オーディオ機能としては、CDの再生やFM/AMラジオにくわえ、CDをリニアPCMやMP3に変換して(リッピング)、HDDに蓄積することも可能だ。内蔵アンプは信号入力から最終段までフルデジタル処理の2ch構成で、4〜16オームのオーディオ用スピーカーをそのまま利用できる。もちろん内蔵アンプはテレビ視聴や動画再生時にも利用可能だ。
また、ビクターとケンウッドが持つDSP技術を投入。最高24bitまでのビット拡張と最大4倍のオーバーサンプリング処理を同時に行い、音場の広がりと厚みを増やす「HRS+」(High Resolution Sound +)や2本のスピーカーでバーチャルサラウンドを楽しめる「3Dフォニック」といった機能を搭載した。
そしてオーディオとビジュアルの融合を目指す同機ならでは、といえる機能が、新しいユーザーインタフェース。リモコンには大きな「A」と「V」のボタンが配置され、それぞれオーディオとビジュアルのスタートメニューが表示される仕組み。録画、ラジオ録音、イコライザーによる音質調整なども直感的に操作できるように配置されている。
前述のMELINKは、金沢工業大学が主催する新メディア・プラットフォーム協議会(2011年1月設立予定)が始める新しい音声情報サービスだ。インターネットを利用してAM/FMラジオのサイマル放送(難聴取対策)を行うほか、SD解像度のFlash動画や静止画・テキストによる付加情報をテレビ画面に表示できるのが特長。リッチな画面付きのラジオを楽しめる。
さらに視聴地域を限定する機能を持っているため、ラジオのローカル局と同様に地域密着型の広告を流すことも可能だ。
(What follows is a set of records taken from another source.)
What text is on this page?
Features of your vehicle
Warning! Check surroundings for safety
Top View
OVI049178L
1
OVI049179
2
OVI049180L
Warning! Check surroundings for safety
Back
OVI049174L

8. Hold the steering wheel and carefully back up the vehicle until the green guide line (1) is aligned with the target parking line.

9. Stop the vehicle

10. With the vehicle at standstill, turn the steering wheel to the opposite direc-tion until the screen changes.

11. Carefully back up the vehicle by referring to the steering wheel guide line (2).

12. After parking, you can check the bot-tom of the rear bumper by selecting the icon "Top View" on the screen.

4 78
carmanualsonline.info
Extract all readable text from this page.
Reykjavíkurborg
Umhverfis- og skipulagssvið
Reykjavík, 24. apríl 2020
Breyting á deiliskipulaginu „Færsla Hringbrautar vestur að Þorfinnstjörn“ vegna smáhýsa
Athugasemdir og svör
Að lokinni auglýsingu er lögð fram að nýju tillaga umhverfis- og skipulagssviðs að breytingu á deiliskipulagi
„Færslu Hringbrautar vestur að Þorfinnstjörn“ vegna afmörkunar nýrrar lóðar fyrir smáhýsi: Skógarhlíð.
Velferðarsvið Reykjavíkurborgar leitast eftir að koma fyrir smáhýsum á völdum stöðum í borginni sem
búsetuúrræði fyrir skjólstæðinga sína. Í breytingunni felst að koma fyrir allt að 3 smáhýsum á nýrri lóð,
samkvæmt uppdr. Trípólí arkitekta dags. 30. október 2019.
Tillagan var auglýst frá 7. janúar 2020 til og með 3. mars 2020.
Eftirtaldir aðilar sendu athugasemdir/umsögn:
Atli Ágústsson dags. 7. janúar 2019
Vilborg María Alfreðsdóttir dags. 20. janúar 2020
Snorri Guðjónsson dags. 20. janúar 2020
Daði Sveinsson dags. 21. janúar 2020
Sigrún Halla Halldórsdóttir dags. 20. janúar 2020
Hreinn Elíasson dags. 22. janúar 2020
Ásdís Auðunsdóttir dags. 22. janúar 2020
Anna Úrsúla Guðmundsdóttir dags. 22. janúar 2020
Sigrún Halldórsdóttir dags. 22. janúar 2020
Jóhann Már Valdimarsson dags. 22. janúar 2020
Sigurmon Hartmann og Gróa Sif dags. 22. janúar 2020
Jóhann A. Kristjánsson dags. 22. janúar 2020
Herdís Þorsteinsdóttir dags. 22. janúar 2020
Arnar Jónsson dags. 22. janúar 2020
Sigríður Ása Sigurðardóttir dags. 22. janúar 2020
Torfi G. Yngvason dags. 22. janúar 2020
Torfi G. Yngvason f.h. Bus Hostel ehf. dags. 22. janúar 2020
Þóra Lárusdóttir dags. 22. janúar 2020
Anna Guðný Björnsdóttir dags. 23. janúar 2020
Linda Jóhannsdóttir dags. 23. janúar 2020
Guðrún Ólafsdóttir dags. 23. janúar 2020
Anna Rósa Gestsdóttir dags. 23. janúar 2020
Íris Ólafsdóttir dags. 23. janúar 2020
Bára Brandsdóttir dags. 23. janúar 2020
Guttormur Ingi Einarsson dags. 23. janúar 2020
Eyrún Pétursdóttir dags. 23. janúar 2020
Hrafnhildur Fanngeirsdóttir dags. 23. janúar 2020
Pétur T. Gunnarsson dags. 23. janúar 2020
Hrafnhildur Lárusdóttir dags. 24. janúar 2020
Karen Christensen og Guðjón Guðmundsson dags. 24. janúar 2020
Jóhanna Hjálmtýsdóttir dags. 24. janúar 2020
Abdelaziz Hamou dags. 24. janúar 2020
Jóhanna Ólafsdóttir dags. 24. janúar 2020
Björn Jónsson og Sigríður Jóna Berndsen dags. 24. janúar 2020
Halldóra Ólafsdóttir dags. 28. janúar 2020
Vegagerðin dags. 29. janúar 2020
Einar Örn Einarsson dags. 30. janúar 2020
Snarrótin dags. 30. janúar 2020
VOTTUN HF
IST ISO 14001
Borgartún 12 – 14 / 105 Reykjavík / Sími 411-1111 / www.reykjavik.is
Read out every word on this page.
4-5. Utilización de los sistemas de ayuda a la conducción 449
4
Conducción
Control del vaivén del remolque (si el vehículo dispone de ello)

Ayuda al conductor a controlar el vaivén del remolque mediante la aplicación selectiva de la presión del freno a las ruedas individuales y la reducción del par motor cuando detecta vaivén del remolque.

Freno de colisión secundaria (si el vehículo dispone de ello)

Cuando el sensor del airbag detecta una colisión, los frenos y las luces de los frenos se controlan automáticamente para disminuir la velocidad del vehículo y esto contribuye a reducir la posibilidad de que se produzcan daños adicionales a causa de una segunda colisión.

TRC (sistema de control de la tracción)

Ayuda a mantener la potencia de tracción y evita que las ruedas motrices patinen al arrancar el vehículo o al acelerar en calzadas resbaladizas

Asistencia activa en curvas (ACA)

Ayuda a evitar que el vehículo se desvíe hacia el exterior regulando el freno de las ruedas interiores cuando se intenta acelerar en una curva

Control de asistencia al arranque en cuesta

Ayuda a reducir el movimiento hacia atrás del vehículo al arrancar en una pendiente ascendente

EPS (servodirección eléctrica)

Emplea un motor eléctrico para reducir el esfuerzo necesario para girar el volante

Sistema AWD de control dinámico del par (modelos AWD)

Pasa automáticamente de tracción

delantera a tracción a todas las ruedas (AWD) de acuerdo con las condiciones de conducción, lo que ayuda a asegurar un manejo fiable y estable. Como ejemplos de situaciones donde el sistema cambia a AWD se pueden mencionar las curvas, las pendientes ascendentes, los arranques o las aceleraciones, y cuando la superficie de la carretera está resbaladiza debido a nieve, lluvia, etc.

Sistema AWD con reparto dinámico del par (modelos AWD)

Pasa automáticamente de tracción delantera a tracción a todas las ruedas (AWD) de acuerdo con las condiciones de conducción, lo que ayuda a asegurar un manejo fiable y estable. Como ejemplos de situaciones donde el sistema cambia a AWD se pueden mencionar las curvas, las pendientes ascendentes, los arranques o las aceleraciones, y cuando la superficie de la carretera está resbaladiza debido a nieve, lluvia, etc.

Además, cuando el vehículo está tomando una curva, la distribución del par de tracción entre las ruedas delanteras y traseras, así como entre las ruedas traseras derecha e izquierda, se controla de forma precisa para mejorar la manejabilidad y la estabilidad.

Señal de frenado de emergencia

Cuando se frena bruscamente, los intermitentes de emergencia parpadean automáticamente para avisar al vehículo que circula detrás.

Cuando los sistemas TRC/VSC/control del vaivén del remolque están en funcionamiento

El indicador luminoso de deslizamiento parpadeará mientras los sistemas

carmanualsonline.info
「付加情報は、コンテンツの運営体が独自にハンドリングできる。QRコードを使って携帯電話との連携や物販という展開も検討している」(同社)。
新メディア・プラットフォーム協議会は、6〜8カ月後をめどに事業会社化する見込みだ。発表会のデモコンテンツは、エフエム東京や横浜エフエム放送、JFCC(ファッションTV)、エス・エス・エム(OH! Mikey)、ビクターエンタテインメントが提供。「コンテンツ事業者向けのシステムは低コストで構築できる。ローカルラジオ局はもちろん、地方自治体や観光協会などにも新しいメディアを提供できる」(同社)という。
一方、加賀電子やアイ・オー・データ機器、プラネックス・コミュニケーションズといったPC周辺機器メーカーもパートナーとして名前が挙がっている。対応ラジオチューナーなどハードウェアを発売する見通しだという。
JVC・ケンウッド・ホールディングスの前田悟常務は、オーディオとビジュアルを融合する新カテゴリー“RyomaX”を、国内のみならず海外にも積極的に展開する構えだ。「2011年1月のCESにRY-MA1を出品し、将来的にはラインアップを広げて海外市場にも展開する。われわれの事業の大きな柱になるだろう」(前田氏)。